Victoria Cleland, the is the Director for Banknotes and the Chief Cashier for the Bank of England. She has been working in this role since 2014, and is only the second woman to hold this position. The figures have shown that although more than half of the adults in the UK use an ATM at least once a week , the number of transactions that take place with coins and notes are falling. Despite this a number of banks are still looking to include cash in their plans for the future.
Cash holds importance for being a store of value which is is also important going forward. The Head of Customer Experience at Barclays, Raheel Ahmed has also expressed the same opinion as Victoria Cleland. Even though online, instant and digital payments and banking have started to change the way transactions and banking services take place, cash is still a vital aspect of many people’s day to day lives.

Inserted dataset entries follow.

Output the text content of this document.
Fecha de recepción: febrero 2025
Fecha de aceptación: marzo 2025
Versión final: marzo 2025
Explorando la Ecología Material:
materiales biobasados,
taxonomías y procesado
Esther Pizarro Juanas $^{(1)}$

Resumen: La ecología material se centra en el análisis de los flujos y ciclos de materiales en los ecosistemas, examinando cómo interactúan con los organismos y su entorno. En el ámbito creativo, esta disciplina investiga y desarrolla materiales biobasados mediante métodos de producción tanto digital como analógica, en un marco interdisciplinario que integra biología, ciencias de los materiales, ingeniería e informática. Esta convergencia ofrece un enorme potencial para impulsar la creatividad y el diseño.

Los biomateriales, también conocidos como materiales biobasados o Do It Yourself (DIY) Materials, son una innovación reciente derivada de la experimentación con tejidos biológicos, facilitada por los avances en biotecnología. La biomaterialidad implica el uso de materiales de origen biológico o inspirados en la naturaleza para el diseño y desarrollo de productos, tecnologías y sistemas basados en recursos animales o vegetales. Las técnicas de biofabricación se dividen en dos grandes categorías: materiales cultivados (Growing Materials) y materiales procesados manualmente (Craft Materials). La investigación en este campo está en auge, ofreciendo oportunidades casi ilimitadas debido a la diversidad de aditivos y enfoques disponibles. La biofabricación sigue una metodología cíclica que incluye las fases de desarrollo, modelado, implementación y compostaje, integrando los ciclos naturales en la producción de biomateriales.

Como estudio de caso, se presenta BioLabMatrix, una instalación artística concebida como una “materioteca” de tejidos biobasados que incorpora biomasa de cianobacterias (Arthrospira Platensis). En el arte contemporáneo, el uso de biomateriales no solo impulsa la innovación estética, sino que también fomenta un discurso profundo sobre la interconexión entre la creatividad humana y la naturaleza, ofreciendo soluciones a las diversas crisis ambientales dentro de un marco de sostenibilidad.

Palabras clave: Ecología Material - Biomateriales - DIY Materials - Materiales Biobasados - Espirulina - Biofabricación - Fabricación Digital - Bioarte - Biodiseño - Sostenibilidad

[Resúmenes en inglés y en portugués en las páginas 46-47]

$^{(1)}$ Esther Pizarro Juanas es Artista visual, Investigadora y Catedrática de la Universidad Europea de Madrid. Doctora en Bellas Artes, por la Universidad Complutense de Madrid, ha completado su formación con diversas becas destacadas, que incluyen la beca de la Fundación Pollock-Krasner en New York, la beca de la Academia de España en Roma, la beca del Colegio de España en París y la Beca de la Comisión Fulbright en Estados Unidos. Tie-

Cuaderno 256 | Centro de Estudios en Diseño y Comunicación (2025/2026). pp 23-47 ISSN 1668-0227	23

The first ATM was inspired by a vending machine, with the Scottish inventor John Shepherd-Barron wanting to create a machine that would allow him to gain access to his own money from everywhere. He the progressed to thinking about a machine that gives out chocolate, but the candy being replaced with money. Barclays bought into the idea and the ATM idea was conceived.
It wasn’t plain sailing to begin with, one of the first machines to be installed in Zurich experienced a strange malfunction, later found to be the interference from two intersecting tramlines that were close to the location of the cash machine. It is thought that today there are more than 70,000 cash machines across the UK, accessible by 176 million cards.